# Video Segment Detection using Amazon Rekognition

***
This notebook provides a walkthrough of [Video Segment Detection APIs](https://docs.aws.amazon.com/rekognition/latest/dg/segments.html) in Amazon Rekognition.

Today, companies use large teams of trained human workforces to perform tasks such as the following.

* Finding where the end credits begin in a piece of content.
* Choosing the right spots to insert advertisments.
* Breaking up videos into smaller clips for better indexing.

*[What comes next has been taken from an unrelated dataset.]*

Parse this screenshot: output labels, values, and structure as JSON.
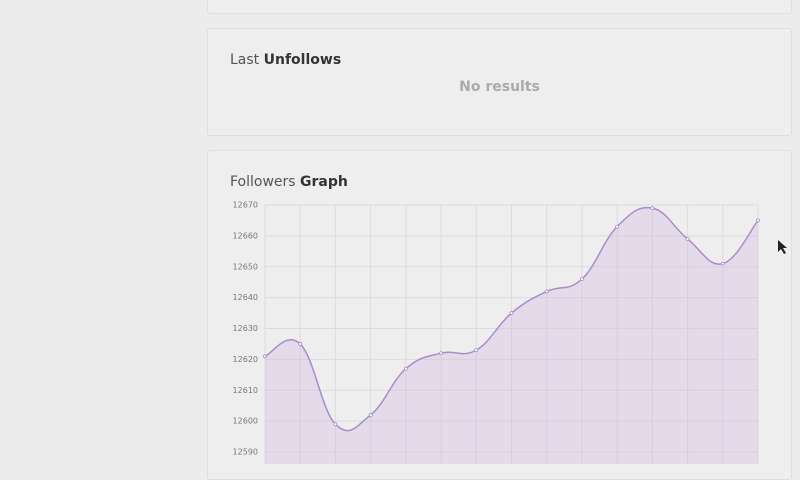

Amazon Rekognition Video makes it easy to automate these operational media analysis tasks by providing fully managed, purpose-built APIs powered by Machine Learning (ML). By using the Amazon Rekognition Video segment APIs, you can easily analyze large volumes of videos and detect markers such as black frames or shot changes.
***

### Getting Started

In [None]:
# Initialise Notebook
import boto3
from IPython.display import Image as IImage, display
from IPython.display import HTML, display
from PIL import Image, ImageDraw, ImageFont
import time
import os

In [None]:
# Curent AWS Region. Use this to choose corresponding S3 bucket with sample content

mySession = boto3.session.Session()
awsRegion = mySession.region_name

In [None]:
# Init clients
rekognition = boto3.client('rekognition')
s3 = boto3.client('s3')

# Set the name of our bucket
bucketName = "aws-rek-immersionday-" + awsRegion

## Shot Detection

***
A shot is a series of interrelated consecutive pictures taken contiguously by a single camera and representing a continuous action in time and space. With Amazon Rekognition Video, you can detect the start, end, and duration of each shot, as well as a count for all the shots in a piece of content.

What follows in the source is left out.